Adriano Celentano singles chronology
| "Nata per me" (1961) | "24.000 baci" (1961) | "Non esiste l'amor" (1961) |

Audio
- "24.000 baci" on YouTube

= 24.000 baci =

"24.000 baci" ('24,000 kisses'), also spelled as "24 mila baci", is a 1961 song composed by Ezio Leoni, Piero Vivarelli, Lucio Fulci, and Adriano Celentano. The song premiered at the 11th edition of the Sanremo Music Festival with a double performance of Adriano Celentano and Little Tony, and placed second. It is regarded as the first rock and roll song to enter the competition at the Sanremo Festival. During his performance, Celentano created a large controversy for turning his back to the public during the instrumental intro.

The song has been described as a "portrait of the disenchanted youth of that time, not inclined to romanticism, and on the threshold of sexual liberation".

==Track listing==

- 7" single – J 20127
1. "24.000 baci" (Ezio Leoni, Piero Vivarelli, Lucio Fulci, Adriano Celentano)
2. "Aulì-ulè" (Ezio Leoni, Beretta)

==Charts==
===Weekly charts===

Chart performance for "24.000 baci"
| Chart (1961) | Peak position |
|---|---|
| Belgium (Ultratop 50 Wallonia) | 4 |
| Italy (Musica e dischi) | 1 |
| Spain (AFYVE) | 1 |

===Year-end charts===

| Chart (1961) | Peak position |
|---|---|
| Italy (Musica e dischi) | 14 |

==Cover versions==
The song had a large success in France with the version performed by Johnny Hallyday titled "24.000 baisers". It was covered in English by Claudio Simonetti with the title "Four An'Twenty Thousand Kisses".

In 1999, Greek musician Christos Dantis covered the song, and it was subsequently used as the main soundtrack to the 1999 blockbuster Greek comedy film Safe Sex.

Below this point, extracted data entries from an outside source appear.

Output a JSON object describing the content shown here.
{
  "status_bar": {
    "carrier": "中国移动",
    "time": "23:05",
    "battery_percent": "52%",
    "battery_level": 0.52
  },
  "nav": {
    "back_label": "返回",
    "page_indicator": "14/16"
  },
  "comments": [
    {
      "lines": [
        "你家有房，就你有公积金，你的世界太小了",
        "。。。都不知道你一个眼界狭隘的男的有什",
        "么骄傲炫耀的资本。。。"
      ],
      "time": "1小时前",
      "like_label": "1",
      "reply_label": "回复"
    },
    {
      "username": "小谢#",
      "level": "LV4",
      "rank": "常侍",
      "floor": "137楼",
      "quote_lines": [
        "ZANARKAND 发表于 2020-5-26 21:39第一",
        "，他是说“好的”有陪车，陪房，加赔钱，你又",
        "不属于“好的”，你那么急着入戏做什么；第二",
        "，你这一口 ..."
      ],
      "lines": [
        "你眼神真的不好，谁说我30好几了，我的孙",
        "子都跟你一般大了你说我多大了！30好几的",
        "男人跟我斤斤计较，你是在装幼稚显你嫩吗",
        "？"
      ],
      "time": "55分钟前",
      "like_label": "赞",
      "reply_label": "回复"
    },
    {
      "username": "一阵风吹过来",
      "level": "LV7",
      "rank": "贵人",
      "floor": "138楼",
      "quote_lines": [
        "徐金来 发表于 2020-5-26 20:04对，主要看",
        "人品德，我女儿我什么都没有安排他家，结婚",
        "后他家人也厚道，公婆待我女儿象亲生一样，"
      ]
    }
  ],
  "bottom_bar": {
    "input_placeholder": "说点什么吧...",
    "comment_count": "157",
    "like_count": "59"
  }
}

In 2005, Mexican singer Thalía recorded a Spanish version of the song called "24,000 Besos" for her album El Sexto Sentido. The song was planned to be the third single of the album, but was replaced with "Seducción". Even though it was not released as a single, her cover managed to peak at number 83 in Romania.

Other artists who covered the song include Dalida, Connie Francis, Fausto Papetti, Jenny Luna, Carla Boni, and Peter Koelewijn.